Latihan jari untuk pasien hemiplegia bervariasi sesuai dengan derajat hemiplegia. Jika jari-jari benar-benar lemah, latihan pasif adalah yang utama; jika jari-jari agak lemah, latihan mandiri adalah yang utama.
1. Kelemahan total pada jari-jari: pasien harus menyilangkan jari-jarinya dan menggerakkan anggota tubuh yang terkena melalui tangan yang sehat untuk melakukan aktivitas ekstensi datar, dan menggerakkan pergelangan tangan, jari-jari, dan sendi interphalangeal ke tempatnya selama proses meluruskan dan mengangkat. Juga perlu melakukan gerakan pasif dengan bantuan terapis rehabilitasi, dapat membantu pasien untuk melakukan fleksi jari, goyang jari dan gerakan pergelangan tangan.

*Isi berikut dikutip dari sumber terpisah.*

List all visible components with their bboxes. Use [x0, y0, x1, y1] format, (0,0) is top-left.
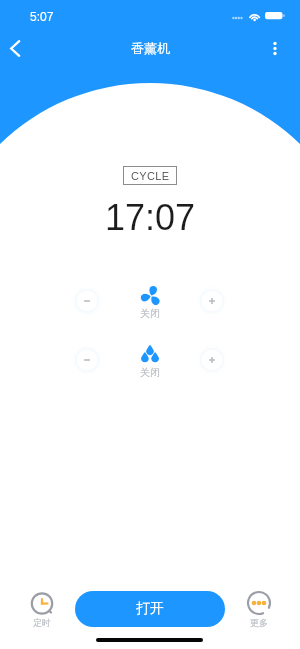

2. Kelemahan ringan: pasien dapat melakukan latihan rehabilitasi sendiri atau dengan bantuan peralatan untuk rehabilitasi kekuatan tangan, termasuk fleksi dan ekstensi tangan, fleksi dan ekstensi pergelangan tangan, kekuatan cengkeraman, pasangan jari dan sebagainya. Ketika kekuatan pulih dengan baik, pasien dapat melakukan latihan yang baik, seperti latihan memasangkan jari dan mencubit jari, mengambil kacang, memasang kancing, dan sebagainya.
Selain melatih jari, pasien hemiplegia juga harus secara aktif mengobati penyakit primer, seperti stroke. Pasien disarankan untuk menjalani perawatan dan rehabilitasi yang sesuai di bawah bimbingan dokter.